Question

In Chapter 1 of the text we looked at calculating a monthly payment for a loan. A related formula is to calculate the amount accruing when regular payments are made into an interest bearing account - often called the Savings Plan formula. (A is the accrued amount after t years of making regular payments, PMT, into an account at interest rate, r%, compounded ntimes each year.) A(t) = PMT·((1 + r/N)N·t - 1)/(r/N) = PMT*((1 + r/N)^(N*t) - 1)/(r/N) The second version is essentially in the form used in Excel Suppose you want to buy a car and have decided that you can save $100 a month. Using information from an internet source, determine the current interest rate on savings accounts and use the information to answer the following: How much money will you have saved in two year’s time? How much will be interest? Why wouldn’t a linear model work here? Can you put the answer in excel?

Answer 1

The given formula for accrued amount = A(t) = PMT*((1 + r/N)^(N*t) - 1)/(r/N)

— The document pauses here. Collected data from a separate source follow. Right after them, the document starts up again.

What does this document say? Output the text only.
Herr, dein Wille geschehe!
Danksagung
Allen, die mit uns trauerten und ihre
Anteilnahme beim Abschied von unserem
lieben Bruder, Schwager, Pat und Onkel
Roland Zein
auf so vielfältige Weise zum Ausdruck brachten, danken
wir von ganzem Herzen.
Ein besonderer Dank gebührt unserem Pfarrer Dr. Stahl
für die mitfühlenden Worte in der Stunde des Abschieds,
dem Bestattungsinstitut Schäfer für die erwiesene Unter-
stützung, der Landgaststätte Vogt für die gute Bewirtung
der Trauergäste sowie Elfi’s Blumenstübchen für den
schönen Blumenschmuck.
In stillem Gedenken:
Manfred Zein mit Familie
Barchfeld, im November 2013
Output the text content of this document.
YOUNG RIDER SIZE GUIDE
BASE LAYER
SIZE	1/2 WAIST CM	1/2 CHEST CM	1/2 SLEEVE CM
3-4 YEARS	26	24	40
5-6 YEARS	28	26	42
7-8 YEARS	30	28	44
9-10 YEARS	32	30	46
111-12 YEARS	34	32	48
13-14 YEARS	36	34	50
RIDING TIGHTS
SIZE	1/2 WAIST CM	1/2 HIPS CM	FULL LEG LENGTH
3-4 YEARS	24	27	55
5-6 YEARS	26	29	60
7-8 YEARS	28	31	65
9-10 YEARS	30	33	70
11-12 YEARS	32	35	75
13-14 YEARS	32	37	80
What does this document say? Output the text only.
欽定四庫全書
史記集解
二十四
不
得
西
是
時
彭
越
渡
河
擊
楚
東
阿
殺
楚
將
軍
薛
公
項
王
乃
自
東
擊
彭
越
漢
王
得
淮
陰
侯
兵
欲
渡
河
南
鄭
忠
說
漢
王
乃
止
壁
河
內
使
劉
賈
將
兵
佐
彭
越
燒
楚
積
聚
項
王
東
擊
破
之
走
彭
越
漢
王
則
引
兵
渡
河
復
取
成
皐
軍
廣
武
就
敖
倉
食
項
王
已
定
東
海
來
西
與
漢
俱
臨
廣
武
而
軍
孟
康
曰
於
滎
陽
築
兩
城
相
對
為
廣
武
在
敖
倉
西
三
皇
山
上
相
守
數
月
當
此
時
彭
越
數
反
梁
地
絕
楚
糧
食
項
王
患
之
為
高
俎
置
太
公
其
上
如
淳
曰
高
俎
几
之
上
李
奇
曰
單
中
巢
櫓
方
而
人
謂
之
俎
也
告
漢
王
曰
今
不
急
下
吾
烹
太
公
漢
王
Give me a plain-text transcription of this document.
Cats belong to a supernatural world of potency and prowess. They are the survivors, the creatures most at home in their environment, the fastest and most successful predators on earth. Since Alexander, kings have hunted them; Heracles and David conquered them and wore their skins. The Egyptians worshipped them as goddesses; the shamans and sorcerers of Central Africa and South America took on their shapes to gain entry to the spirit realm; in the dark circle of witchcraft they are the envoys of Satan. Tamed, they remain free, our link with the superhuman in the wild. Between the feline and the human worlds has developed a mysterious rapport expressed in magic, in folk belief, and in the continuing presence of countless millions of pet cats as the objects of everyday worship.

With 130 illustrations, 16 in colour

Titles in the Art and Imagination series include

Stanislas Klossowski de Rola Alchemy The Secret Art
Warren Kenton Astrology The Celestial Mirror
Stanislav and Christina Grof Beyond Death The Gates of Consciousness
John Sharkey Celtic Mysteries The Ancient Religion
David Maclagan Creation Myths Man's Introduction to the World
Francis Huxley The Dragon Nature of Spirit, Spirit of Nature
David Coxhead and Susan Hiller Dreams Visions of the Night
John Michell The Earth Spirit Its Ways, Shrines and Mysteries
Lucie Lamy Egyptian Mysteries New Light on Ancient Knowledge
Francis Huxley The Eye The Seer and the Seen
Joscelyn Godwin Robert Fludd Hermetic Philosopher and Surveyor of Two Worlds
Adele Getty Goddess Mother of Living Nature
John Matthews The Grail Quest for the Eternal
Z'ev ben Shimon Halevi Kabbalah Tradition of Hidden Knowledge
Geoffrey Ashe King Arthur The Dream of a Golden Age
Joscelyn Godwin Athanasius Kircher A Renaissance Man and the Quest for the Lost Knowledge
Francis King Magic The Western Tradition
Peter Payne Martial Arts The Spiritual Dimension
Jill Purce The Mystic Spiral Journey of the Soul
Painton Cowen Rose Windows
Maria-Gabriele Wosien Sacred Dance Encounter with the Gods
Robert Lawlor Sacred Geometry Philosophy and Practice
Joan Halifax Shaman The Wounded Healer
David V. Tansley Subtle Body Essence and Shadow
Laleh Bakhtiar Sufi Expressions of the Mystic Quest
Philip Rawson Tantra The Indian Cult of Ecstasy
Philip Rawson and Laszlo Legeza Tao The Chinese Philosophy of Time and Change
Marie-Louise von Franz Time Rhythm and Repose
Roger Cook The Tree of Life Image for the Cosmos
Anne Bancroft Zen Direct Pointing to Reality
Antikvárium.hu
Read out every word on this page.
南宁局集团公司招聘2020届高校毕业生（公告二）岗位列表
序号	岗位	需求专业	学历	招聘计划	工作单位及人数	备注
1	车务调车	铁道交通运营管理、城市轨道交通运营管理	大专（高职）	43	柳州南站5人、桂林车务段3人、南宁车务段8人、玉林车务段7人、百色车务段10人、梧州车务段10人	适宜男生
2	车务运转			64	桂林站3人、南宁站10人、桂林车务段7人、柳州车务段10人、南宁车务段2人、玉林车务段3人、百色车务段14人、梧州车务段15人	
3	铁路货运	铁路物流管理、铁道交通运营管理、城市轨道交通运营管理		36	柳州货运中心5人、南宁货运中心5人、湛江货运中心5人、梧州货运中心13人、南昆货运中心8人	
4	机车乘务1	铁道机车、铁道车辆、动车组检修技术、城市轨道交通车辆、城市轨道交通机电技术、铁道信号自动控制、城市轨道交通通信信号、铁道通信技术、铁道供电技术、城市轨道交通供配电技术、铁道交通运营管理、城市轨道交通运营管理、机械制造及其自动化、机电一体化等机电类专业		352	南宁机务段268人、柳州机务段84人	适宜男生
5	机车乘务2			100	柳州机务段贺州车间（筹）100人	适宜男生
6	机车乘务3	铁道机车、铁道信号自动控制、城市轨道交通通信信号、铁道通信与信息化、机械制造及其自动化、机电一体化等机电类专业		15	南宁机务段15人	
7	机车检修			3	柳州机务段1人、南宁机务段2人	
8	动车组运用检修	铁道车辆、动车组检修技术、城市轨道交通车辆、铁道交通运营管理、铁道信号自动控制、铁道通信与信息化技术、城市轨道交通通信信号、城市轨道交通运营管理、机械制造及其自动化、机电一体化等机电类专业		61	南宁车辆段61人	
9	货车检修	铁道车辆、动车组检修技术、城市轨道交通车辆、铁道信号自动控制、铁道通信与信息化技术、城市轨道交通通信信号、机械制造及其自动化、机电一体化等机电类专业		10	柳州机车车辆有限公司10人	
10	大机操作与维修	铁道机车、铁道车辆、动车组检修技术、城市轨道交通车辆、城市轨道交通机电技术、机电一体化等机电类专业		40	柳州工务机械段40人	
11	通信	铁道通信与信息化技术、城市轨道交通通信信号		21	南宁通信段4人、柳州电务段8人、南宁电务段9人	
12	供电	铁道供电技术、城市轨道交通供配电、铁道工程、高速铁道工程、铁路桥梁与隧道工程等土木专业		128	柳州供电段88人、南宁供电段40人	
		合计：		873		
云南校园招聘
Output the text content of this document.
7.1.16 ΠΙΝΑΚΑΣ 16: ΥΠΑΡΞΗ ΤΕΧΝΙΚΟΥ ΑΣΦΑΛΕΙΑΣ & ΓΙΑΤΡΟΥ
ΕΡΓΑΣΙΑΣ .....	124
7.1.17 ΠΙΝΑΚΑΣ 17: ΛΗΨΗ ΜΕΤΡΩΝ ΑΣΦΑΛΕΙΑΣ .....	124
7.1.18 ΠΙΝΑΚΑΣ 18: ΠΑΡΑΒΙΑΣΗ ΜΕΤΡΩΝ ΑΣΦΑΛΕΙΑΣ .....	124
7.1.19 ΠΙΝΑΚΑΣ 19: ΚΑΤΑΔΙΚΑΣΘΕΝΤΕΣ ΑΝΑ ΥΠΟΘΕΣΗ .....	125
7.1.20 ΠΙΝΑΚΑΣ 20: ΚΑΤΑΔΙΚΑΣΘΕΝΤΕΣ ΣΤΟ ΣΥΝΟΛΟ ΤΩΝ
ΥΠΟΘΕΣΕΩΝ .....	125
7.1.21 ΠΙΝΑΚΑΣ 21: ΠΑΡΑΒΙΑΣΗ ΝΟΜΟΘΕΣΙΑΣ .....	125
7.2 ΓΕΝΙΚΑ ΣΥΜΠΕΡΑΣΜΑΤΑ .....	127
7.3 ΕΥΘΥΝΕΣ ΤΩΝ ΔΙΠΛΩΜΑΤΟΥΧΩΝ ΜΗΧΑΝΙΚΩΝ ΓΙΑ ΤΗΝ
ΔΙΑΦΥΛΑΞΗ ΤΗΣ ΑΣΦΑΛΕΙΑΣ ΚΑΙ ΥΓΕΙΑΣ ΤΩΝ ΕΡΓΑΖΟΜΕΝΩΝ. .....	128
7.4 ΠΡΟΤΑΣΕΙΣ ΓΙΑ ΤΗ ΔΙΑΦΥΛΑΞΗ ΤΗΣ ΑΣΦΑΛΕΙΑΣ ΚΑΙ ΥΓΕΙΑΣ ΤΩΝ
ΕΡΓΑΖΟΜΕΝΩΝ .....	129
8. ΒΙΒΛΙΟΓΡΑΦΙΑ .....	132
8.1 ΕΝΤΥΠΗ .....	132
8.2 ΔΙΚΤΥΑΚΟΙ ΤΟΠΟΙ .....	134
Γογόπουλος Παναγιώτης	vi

This formula for an accrued amount after n periods of making regular payments P into an account at the interest rate of r% per period compounded after each period is

P{(1+r)ⁿ - 1)∕r}

Where P = periodic payments, r = rate of interest per period and n – number of periods.

Given P = 100

Periods n , the no. of months = 2 years = 24 months

We calculate the amount for three rates of interests

Interest rate per annum = 4%. 5%. 6%, 10% and 12%

Corresponding interest rates per period(month) = Interest rate p a /12

Converted to decimals.

0.003

0.004

0.005

0.008

0.010

Calculate the accumulated amount using the formula P{(1+r)ⁿ - 1)∕r}

P=	100		n=	24
Interest Rate p a	0.04	0.05	0.06	0.10	0.12
r	0.00	0.00	0.01	0.01	0.01
1+r	1.00	1.00	1.01	1.01	1.01
(1+r)24	1.08	1.10	1.13	1.22	1.27
(1+r)24 - 1	0.08	0.10	0.13	0.22	0.27
((1+r)24 - 1)/r	24.94	25.19	25.43	26.45	26.97
P*((1+r)24 - 1)/r	2494.29	2518.59	2543.20	2644.69	2697.35

Thus $ 100 deposited every month into a savings bank account for 24 months ( two years) will get accumulated to $ 2644.69 at the rate of interest 10% per annum.

The following table gives the total amount saved for 2 years at different rates of interest and the amount of interest.

rate of interest p a	total amount	Interest amount
4.00%	2494.29	94.29
5.00%	2518.59	118.59
6.00%	2543.20	143.20
10.00%	2644.69	244.69
12.00%	2697.35	297.35

The interest for every month is added to the principal and then interest for the current month is calculated.

If we had calculated simple interest then we can work with a linear model.